The market is heating up. No, really.

Coast to coast, a much higher percentage of listings are (a) selling, period (b) selling, fast and (c) selling at or above the asking price than they have during any spring in recent memory. Don’t take my word for it — from Chicago to Orange County, Calif., local papers have picked up and started to report on the phenomenon.

Yet and still, today’s buyers hold in recent memory the real estate mountaintop and the depths of the recession; some have been waiting out the market for years, hoping for a deal, but unwilling to buy into a declining market. Others actually lost homes to foreclosure at the beginning of the housing recession and are on the comeback trail. And competition from short sale and foreclosure listings is still abundant.

Long story short, the days when every home on the market got multiple offers are still a thing of the past. By and large, the listings I see receiving multiple offers and selling for over asking on today’s market have the following ingredients (a recipe sellers can replicate if they’d like to set the stage to receive multiple offers, too):

1. Pristine and staged. The homes that I’ve seen get multiple offers in my own market recently are immaculately clean — not a whiff of anything within noseshot, so to speak — and dressed to the nines. Their photos look like something out of a home decor catalog or design magazine — like no one lives there, even if someone does. Their owners have often spent months in advance cleaning, decluttering, organizing, primping and otherwise sprucing their homes for sale with the intention of blowing the competition out of the water.

I won’t purport to capture the art of staging in a sentence, but prepacking is a good visual to hold in mind as you prepare your home. (And anecdotally, I will say that it strikes me that a large proportion of multiple-offer homes have actually been professionally staged. I’d urge a seller who wants multiple offers to explore whether there’s some level of staging service or even staging advice that is worth the investment, before dismissing it as too expensive out of hand.)

2. Low prices. The homes that get multiple offers are not priced at the top of their markets. In fact, I know that many of their listing agents and owners specifically aimed to list these homes slightly below what they believed to be the true fair market value of the property at the time they listed it. Why? What seems like it might be risky is actually a time-proven strategy for cranking up the number of buyers who come view the property.

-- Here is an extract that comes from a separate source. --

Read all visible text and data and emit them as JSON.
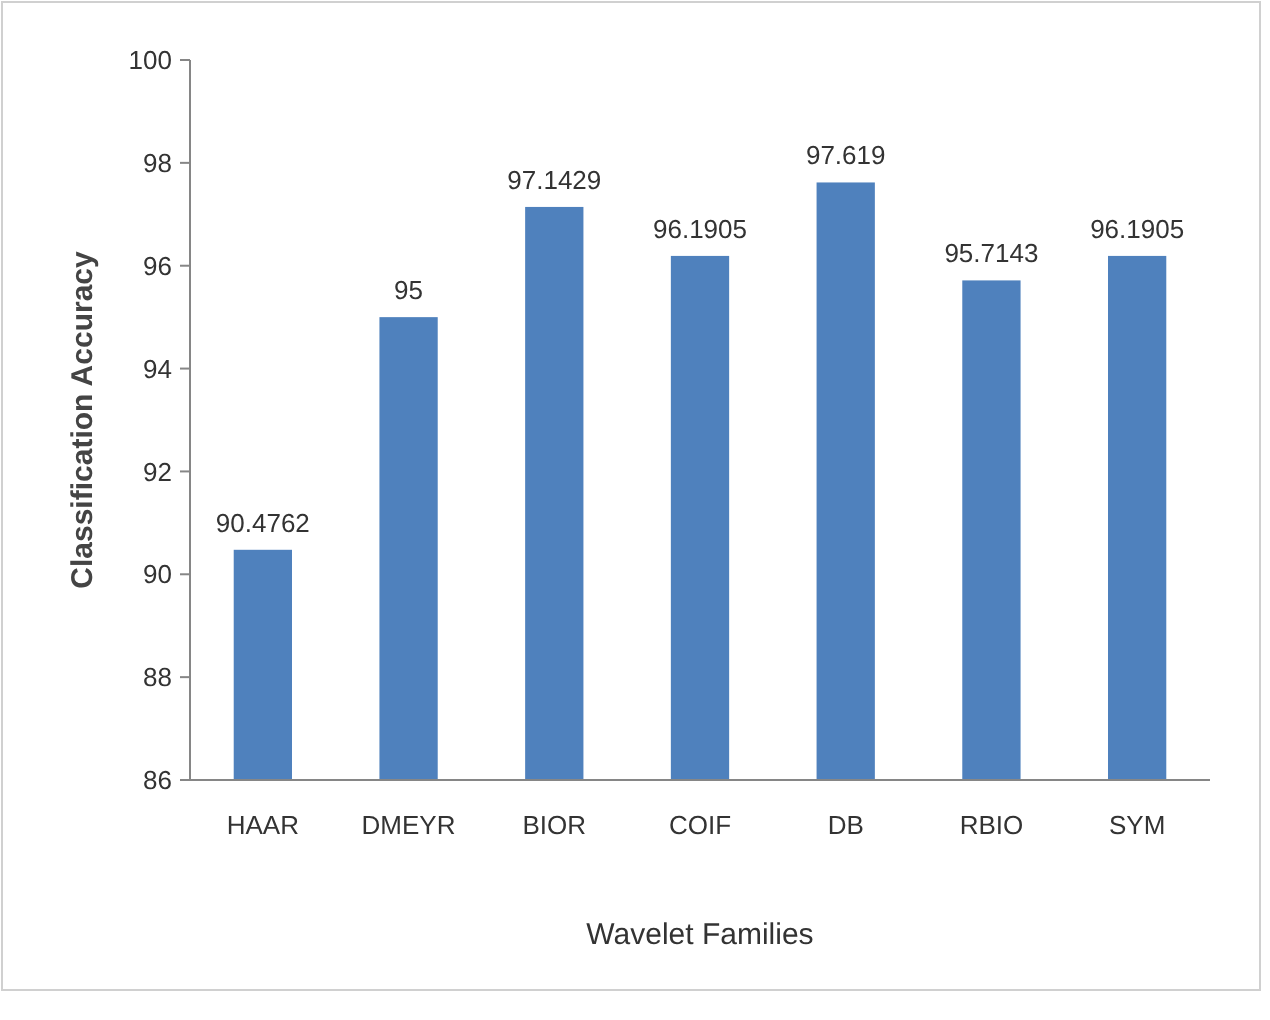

When buyers see a beautiful home listing online for less than they’d expect for the area, they show up in droves, eager to get a great home for a great value. And the math from there is simple — it takes more showings to drive more offers.

Once these value hunters are at the place and fall in love with it, they often become willing to offer more than the asking price if they need to, to secure it in the face of competing offers, knowing that it was priced well to start with.

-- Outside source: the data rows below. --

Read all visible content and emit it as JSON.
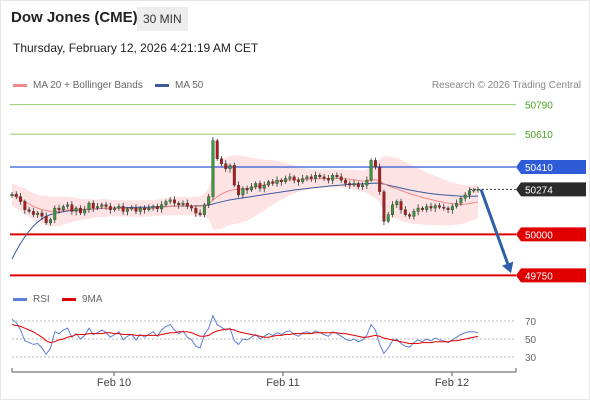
{
  "header": {
    "title": "Dow Jones (CME)",
    "timeframe": "30 MIN",
    "timestamp": "Thursday, February 12, 2026 4:21:19 AM CET"
  },
  "legend": {
    "ma20_label": "MA 20 + Bollinger Bands",
    "ma50_label": "MA 50",
    "credit": "Research © 2026 Trading Central"
  },
  "rsi_legend": {
    "rsi_label": "RSI",
    "ma_label": "9MA"
  },
  "colors": {
    "bull": "#3c9a3c",
    "bear": "#b21a1a",
    "ma20": "#f08a8a",
    "band_fill": "#fde3e3",
    "ma50": "#3a5a9a",
    "resistance": "#8fd06a",
    "pivot": "#2e5bd8",
    "support": "#e00000",
    "arrow": "#2f5fa8",
    "rsi": "#5b7fd6",
    "rsi_ma": "#e00000"
  },
  "chart_data": [
    {
      "type": "candlestick",
      "title": "Dow Jones (CME)",
      "timeframe": "30 MIN",
      "x_labels": [
        "Feb 10",
        "Feb 11",
        "Feb 12"
      ],
      "ylim": [
        49710,
        50830
      ],
      "levels": [
        {
          "value": 50790,
          "label": "50790",
          "kind": "resistance"
        },
        {
          "value": 50610,
          "label": "50610",
          "kind": "resistance"
        },
        {
          "value": 50410,
          "label": "50410",
          "kind": "pivot"
        },
        {
          "value": 50274,
          "label": "50274",
          "kind": "last"
        },
        {
          "value": 50000,
          "label": "50000",
          "kind": "support"
        },
        {
          "value": 49750,
          "label": "49750",
          "kind": "support"
        }
      ],
      "last_price": 50274,
      "forecast_arrow": {
        "from": 50274,
        "to": 49750
      },
      "close": [
        50245,
        50230,
        50200,
        50150,
        50140,
        50120,
        50130,
        50110,
        50070,
        50090,
        50160,
        50150,
        50170,
        50180,
        50140,
        50160,
        50130,
        50150,
        50190,
        50160,
        50170,
        50180,
        50170,
        50150,
        50160,
        50170,
        50140,
        50155,
        50160,
        50140,
        50160,
        50150,
        50160,
        50170,
        50155,
        50180,
        50200,
        50210,
        50190,
        50180,
        50190,
        50170,
        50160,
        50130,
        50120,
        50180,
        50230,
        50570,
        50460,
        50430,
        50400,
        50420,
        50300,
        50240,
        50280,
        50270,
        50290,
        50310,
        50280,
        50300,
        50320,
        50310,
        50330,
        50320,
        50340,
        50350,
        50330,
        50320,
        50340,
        50350,
        50340,
        50360,
        50350,
        50340,
        50330,
        50360,
        50350,
        50330,
        50310,
        50300,
        50310,
        50290,
        50300,
        50330,
        50450,
        50410,
        50260,
        50080,
        50120,
        50180,
        50200,
        50150,
        50120,
        50110,
        50140,
        50160,
        50150,
        50170,
        50160,
        50175,
        50165,
        50160,
        50150,
        50170,
        50190,
        50220,
        50240,
        50265,
        50270,
        50274
      ],
      "ma20": [
        50240,
        50230,
        50215,
        50200,
        50185,
        50170,
        50160,
        50150,
        50145,
        50140,
        50140,
        50140,
        50145,
        50148,
        50150,
        50152,
        50152,
        50153,
        50155,
        50157,
        50158,
        50160,
        50160,
        50160,
        50160,
        50160,
        50158,
        50157,
        50157,
        50156,
        50156,
        50157,
        50158,
        50160,
        50162,
        50165,
        50168,
        50170,
        50172,
        50173,
        50174,
        50174,
        50173,
        50172,
        50170,
        50175,
        50185,
        50210,
        50230,
        50245,
        50258,
        50268,
        50272,
        50274,
        50276,
        50278,
        50282,
        50288,
        50292,
        50300,
        50308,
        50316,
        50322,
        50326,
        50330,
        50332,
        50333,
        50334,
        50335,
        50336,
        50337,
        50338,
        50339,
        50340,
        50340,
        50341,
        50341,
        50340,
        50338,
        50335,
        50332,
        50328,
        50325,
        50324,
        50330,
        50332,
        50325,
        50308,
        50295,
        50285,
        50278,
        50268,
        50258,
        50248,
        50240,
        50232,
        50225,
        50218,
        50212,
        50206,
        50200,
        50195,
        50190,
        50186,
        50184,
        50182,
        50184,
        50188,
        50192,
        50198
      ],
      "ma50": [
        49850,
        49900,
        49945,
        49985,
        50020,
        50050,
        50075,
        50095,
        50110,
        50120,
        50128,
        50133,
        50138,
        50142,
        50145,
        50147,
        50149,
        50151,
        50153,
        50155,
        50156,
        50158,
        50159,
        50160,
        50161,
        50162,
        50163,
        50163,
        50164,
        50164,
        50165,
        50165,
        50166,
        50167,
        50168,
        50169,
        50170,
        50171,
        50172,
        50172,
        50173,
        50173,
        50174,
        50174,
        50174,
        50175,
        50178,
        50185,
        50192,
        50198,
        50204,
        50210,
        50214,
        50218,
        50222,
        50226,
        50230,
        50234,
        50238,
        50242,
        50246,
        50250,
        50254,
        50258,
        50262,
        50266,
        50270,
        50273,
        50276,
        50279,
        50282,
        50285,
        50288,
        50291,
        50294,
        50296,
        50298,
        50300,
        50302,
        50304,
        50305,
        50306,
        50307,
        50308,
        50310,
        50312,
        50311,
        50306,
        50300,
        50294,
        50288,
        50282,
        50276,
        50270,
        50265,
        50260,
        50256,
        50252,
        50248,
        50245,
        50242,
        50240,
        50238,
        50236,
        50234,
        50233,
        50232,
        50232,
        50232,
        50233
      ],
      "band_width": [
        70,
        70,
        75,
        80,
        80,
        80,
        80,
        85,
        90,
        90,
        90,
        90,
        85,
        80,
        75,
        70,
        65,
        60,
        60,
        55,
        55,
        55,
        55,
        50,
        50,
        50,
        50,
        50,
        50,
        50,
        50,
        50,
        50,
        50,
        50,
        50,
        50,
        55,
        55,
        55,
        55,
        55,
        55,
        60,
        60,
        70,
        90,
        180,
        200,
        210,
        210,
        210,
        210,
        205,
        200,
        195,
        185,
        175,
        165,
        155,
        145,
        135,
        125,
        115,
        105,
        95,
        85,
        75,
        70,
        65,
        60,
        55,
        55,
        55,
        55,
        55,
        55,
        55,
        55,
        55,
        60,
        60,
        65,
        70,
        100,
        110,
        130,
        170,
        180,
        185,
        185,
        185,
        185,
        180,
        175,
        170,
        165,
        160,
        155,
        150,
        145,
        140,
        135,
        130,
        125,
        120,
        115,
        110,
        105,
        100
      ]
    },
    {
      "type": "line",
      "title": "RSI",
      "series": [
        {
          "name": "RSI",
          "values": [
            72,
            68,
            60,
            48,
            46,
            44,
            45,
            40,
            33,
            40,
            58,
            56,
            60,
            62,
            52,
            56,
            50,
            54,
            62,
            55,
            57,
            60,
            57,
            52,
            55,
            58,
            49,
            53,
            55,
            49,
            55,
            52,
            55,
            58,
            53,
            60,
            64,
            66,
            60,
            56,
            59,
            52,
            49,
            42,
            40,
            55,
            62,
            76,
            66,
            63,
            60,
            62,
            48,
            44,
            50,
            49,
            52,
            55,
            50,
            53,
            56,
            54,
            57,
            55,
            58,
            59,
            55,
            53,
            57,
            58,
            56,
            59,
            57,
            55,
            53,
            58,
            56,
            53,
            50,
            48,
            50,
            47,
            49,
            54,
            66,
            60,
            44,
            34,
            40,
            48,
            50,
            45,
            42,
            41,
            46,
            49,
            47,
            50,
            48,
            51,
            49,
            48,
            46,
            49,
            52,
            55,
            57,
            58,
            58,
            57
          ]
        },
        {
          "name": "9MA",
          "values": [
            66,
            65,
            64,
            62,
            60,
            58,
            55,
            52,
            48,
            46,
            47,
            49,
            50,
            52,
            53,
            55,
            55,
            55,
            56,
            56,
            56,
            56,
            57,
            57,
            56,
            56,
            55,
            55,
            55,
            54,
            54,
            54,
            54,
            54,
            54,
            55,
            56,
            57,
            57,
            58,
            58,
            58,
            57,
            55,
            53,
            53,
            54,
            57,
            59,
            60,
            61,
            61,
            60,
            58,
            57,
            56,
            55,
            54,
            53,
            52,
            52,
            53,
            54,
            54,
            55,
            55,
            56,
            56,
            56,
            56,
            56,
            57,
            57,
            57,
            57,
            57,
            57,
            56,
            56,
            55,
            54,
            53,
            52,
            52,
            53,
            54,
            53,
            51,
            50,
            49,
            48,
            47,
            46,
            45,
            45,
            45,
            46,
            46,
            46,
            47,
            47,
            47,
            47,
            48,
            48,
            49,
            50,
            51,
            52,
            53
          ]
        }
      ],
      "y_ticks": [
        70,
        50,
        30
      ],
      "ylim": [
        20,
        80
      ]
    }
  ]
}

3. Ample exposure to the market. Part of the effect of a low list price is that it creates an auction atmosphere, the environment that churns up bidding wars. The other half of the auction equation is ensuring that the home has ample exposure to the market, both in terms of time for buyers to come see and fall in love with the place and in terms of marketing the property aggressively to reach as many prospective buyer/bidders as possible.

Ample exposure can be achieved in several ways. Professional photography. An aggressive online marketing campaign — most experienced local listing agents will happily brief prospective seller clients on what they do in this vein. One ample exposure method I’ve seen become a standard practice in my area is to create and publish an offer timeline. In my town, it’s now almost universal for listing agents to list the home a day or two prior to the broker’s open house, hold it open for brokers once, hold two general Sunday open houses and then take offers the Tuesday following the second Sunday open house.

By publishing this timeline as part of the listing, buyers are assured that they will have time to see the place and get their ducks in a row in order to compete for it. And sellers are assured that they will not forgo the great offer that might come tomorrow by virtue of taking a good one that comes in the day after they put the home on the market.

Now, sometimes, aggressive buyers force a seller’s hand, making an offer immediately upon seeing the property, despite a preset offer timeline. In those cases, the listing agent can call up all the other agents who have expressed an interest in the place and offer them the opportunity to get in the game. For this reason, and for any other important updates or changes that might come along, it’s essential that buyers and their brokers let the listing agent know if they plan to make an offer, even early in the published offer timeline.

4. Showable on demand. Hard-to-show homes just don’t sell, when there’s lots of competition. When buyers’ brokers put their home tours together, if a particular listing requires too much notice (i.e., 48 hours) or too many calls and callbacks for appointment-setting, they’re very likely just to turn to one of the other dozens of homes that’s easy to show. Anything that diminishes the chances your home will be shown diminishes the chances your home will receive multiple offers.

To get multiple offers on today’s market, in fact, a seller’s home must be showable on demand. If you require an appointment, you should keep advance notice requirements as low as possible — an hour or less is ideal. Even better is to be accommodating and let brokers show your home at their leisure — ideally, stepping out or running to the market when they come by. Allowing your broker to put a lockbox on the place and let it be shown at all times while you’re at work or out and about on the weekends will require that you keep the place in tiptop shape, 24/7, but it will also be well worth it.